Jehu's revolution (9:11-10:14)
On hearing of Jehu's anointing as king, Jehu's senior officers swore their immediate allegiance (11-13). Without allowing time for news of the rebellion to leak out, Jehu set off for Jezreel (14-16). As he approached the city, Joram and Ahaziah, unaware of the rebellion, went out to meet him. Joram was killed on the spot, appropriately at Naboth's vineyard (17-26; cf. 1 Kings 21:17-19). Ahaziah was killed after a chase (27-29). Jehu quickly went on to Jezreel to deal with the queen mother, Jezebel. Knowing she could expect the same fate as Joram, she prepared herself to meet the executioner with royal dignity. She died a horrible death, as the prophet had foretold (30-37; cf. v. 10).
The massacre continued. After arranging for the execution of Ahab's seventy surviving male descendants in Samaria, Jehu displayed their heads as a warning to any likely rebels (10:1-8). He tried to make the people believe that the seventy had been killed directly by God, but they were probably not convinced. They well knew that the only way Jehu could make his throne safe was to kill all Ahab's descendants. God's earlier announcement of judgment on the family of Ahab gave Jehu the opportunity to carry out his plans (9-11; cf. 9:7-9). Since the late Ahaziah was a descendant of Ahab, Jehu killed Ahaziah's relatives as well (12-14).
End of Jezebel's Baalism in Israel (10:15-36)
Jehu next put into operation a plan to rid Israel of all Jezebel's Baal-worshipping followers. In this he had the cooperation of Jehonadab, a man who had led his people to give up the agricultural life (possibly because of its tendencies to Baal worship) and go back to the simple way of life followed by Abraham and the early Israelites (15-17; cf. Jeremiah 35:6-10). Through deceit and butchery, Jehu wiped out Jezebel's Baal worshippers (18-27).
However, Jehu did not remove the idol worship established earlier by Jeroboam. This gives further indication that his anti-Baal campaign resulted from political, rather than religious, motives. Nevertheless, he destroyed the dynasty of Omri along with its particular form of Baal worship, and for this God rewarded him. His dynasty would last longer than any other in the northern kingdom (28-31).
As the story in Kings shows, Jehu went far beyond what was necessary to bring God's judgment on the dynasty of Omri. His needless butchery, still talked about a century later, would be the reason why his own dynasty would come to a bloody end (Hosea 1:4).
Jehu's massacre of all the nation's leading administrators left the nation's internal government weak and unstable (see 10:11).

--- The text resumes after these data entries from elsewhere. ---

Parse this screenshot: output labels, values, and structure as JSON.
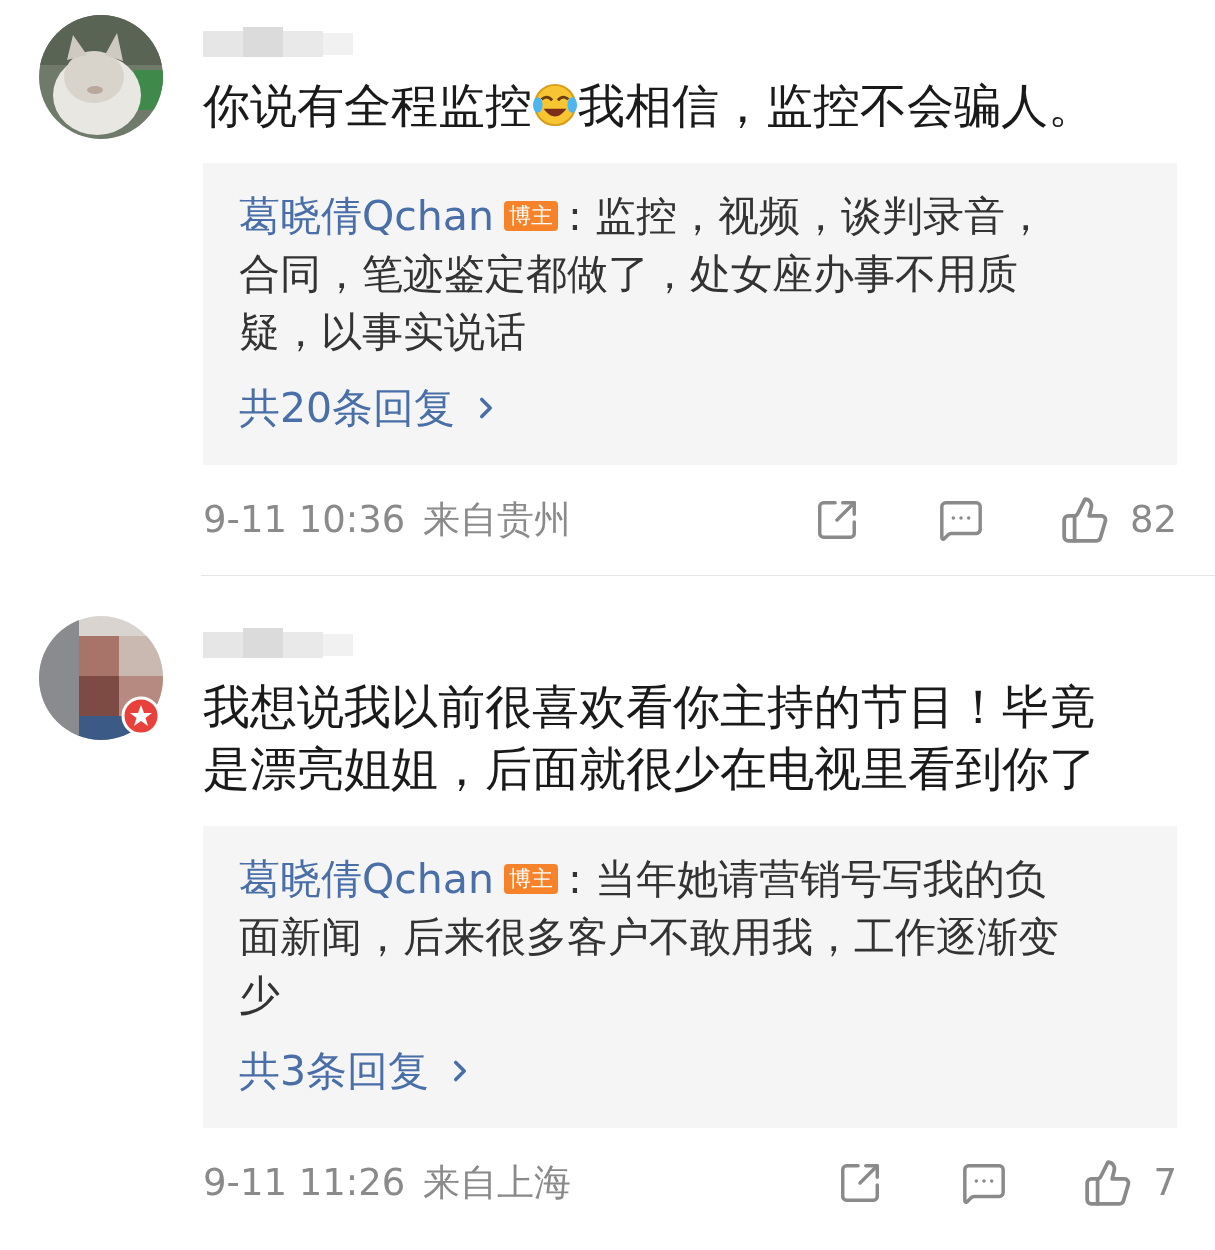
{
  "comments": [
    {
      "avatar": {
        "verified": false
      },
      "content": [
        {
          "kind": "text",
          "text": "你说有全程监控"
        },
        {
          "kind": "emoji"
        },
        {
          "kind": "text",
          "text": "我相信，监控不会骗人。"
        }
      ],
      "reply": {
        "author": "葛晓倩Qchan",
        "badge": "博主",
        "separator": ":",
        "text": "监控，视频，谈判录音，合同，笔迹鉴定都做了，处女座办事不用质疑，以事实说话",
        "more": "共20条回复"
      },
      "time": "9-11 10:36",
      "location": "来自贵州",
      "likes": "82"
    },
    {
      "avatar": {
        "verified": true
      },
      "content": [
        {
          "kind": "text",
          "text": "我想说我以前很喜欢看你主持的节目！毕竟是漂亮姐姐，后面就很少在电视里看到你了"
        }
      ],
      "reply": {
        "author": "葛晓倩Qchan",
        "badge": "博主",
        "separator": ":",
        "text": "当年她请营销号写我的负面新闻，后来很多客户不敢用我，工作逐渐变少",
        "more": "共3条回复"
      },
      "time": "9-11 11:26",
      "location": "来自上海",
      "likes": "7"
    }
  ]
}
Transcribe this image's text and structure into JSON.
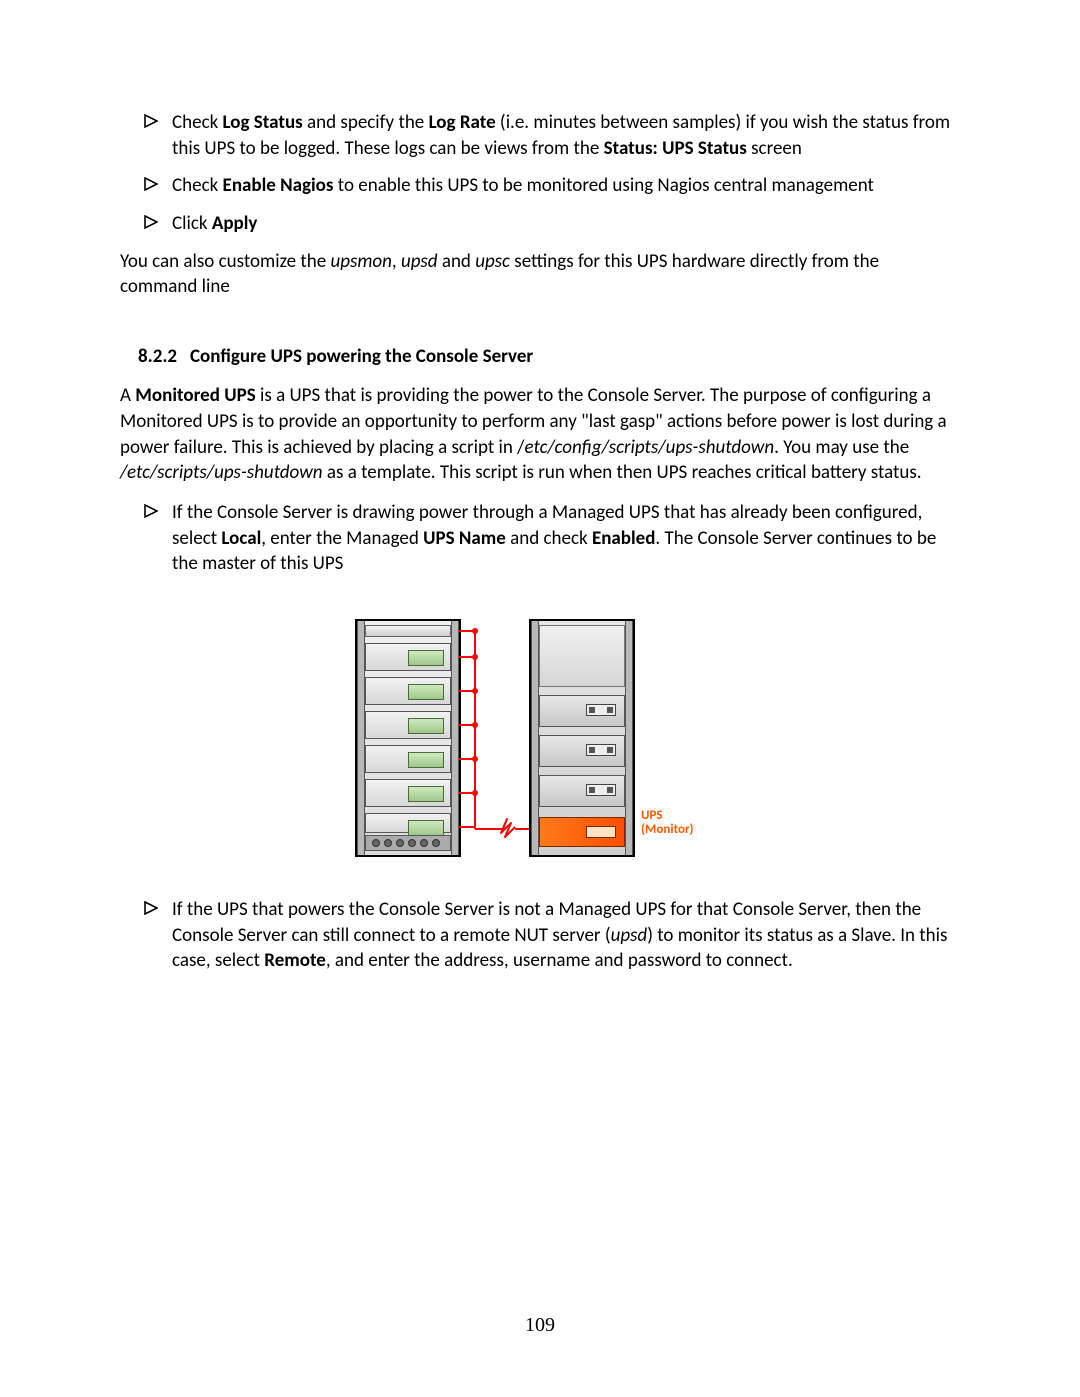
{
  "bullets_top": [
    {
      "pre": "Check ",
      "b1": "Log Status",
      "mid1": " and specify the ",
      "b2": "Log Rate",
      "mid2": " (i.e. minutes between samples) if you wish the status from this UPS to be logged. These logs can be views from the ",
      "b3": "Status: UPS Status",
      "post": " screen"
    },
    {
      "pre": "Check ",
      "b1": "Enable Nagios",
      "post": " to enable this UPS to be monitored using Nagios central management"
    },
    {
      "pre": "Click ",
      "b1": "Apply"
    }
  ],
  "para_after_bullets": {
    "t1": "You can also customize the ",
    "i1": "upsmon",
    "t2": ", ",
    "i2": "upsd",
    "t3": " and ",
    "i3": "upsc",
    "t4": " settings for this UPS hardware directly from the command line"
  },
  "section": {
    "num": "8.2.2",
    "title": "Configure UPS powering the Console Server"
  },
  "para_822": {
    "t1": "A ",
    "b1": "Monitored UPS",
    "t2": " is a UPS that is providing the power to the Console Server. The purpose of configuring a Monitored UPS is to provide an opportunity to perform any \"last gasp\" actions before power is lost during a power failure. This is achieved by placing a script in /",
    "i1": "etc/config/scripts/ups-shutdown",
    "t3": ". You may use the ",
    "i2": "/etc/scripts/ups-shutdown",
    "t4": " as a template. This script is run when then UPS reaches critical battery status."
  },
  "bullets_822": [
    {
      "t1": "If the Console Server is drawing power through a Managed UPS that has already been configured, select ",
      "b1": "Local",
      "t2": ", enter the Managed ",
      "b2": "UPS Name",
      "t3": " and check ",
      "b3": "Enabled",
      "t4": ". The Console Server continues to be the master of this UPS"
    },
    {
      "t1": "If the UPS that powers the Console Server is not a Managed UPS for that Console Server, then the Console Server can still connect to a remote NUT server (",
      "i1": "upsd",
      "t2": ") to monitor its status as a Slave. In this case, select ",
      "b1": "Remote",
      "t3": ", and enter the address, username and password to connect."
    }
  ],
  "figure": {
    "ups_label_line1": "UPS",
    "ups_label_line2": "(Monitor)"
  },
  "page_number": "109"
}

The slaughter of Jezebel's descendants brought the long-standing treaty with Tyre and Sidon in the north to a sudden end. The murder of Judah's king and his relatives lost Israel the support of her sister nation to the south. Jehu's withdrawal of Israel's troops from Ramoth-gilead to support his revolution weakened Israel's eastern border (see 9:4-5,11-14). Syria's king Hazael was quick to attack, and over a time seized most of Israel's territory east of Jordan. Elisha's prophecy was coming true (32-36; cf. 8:12).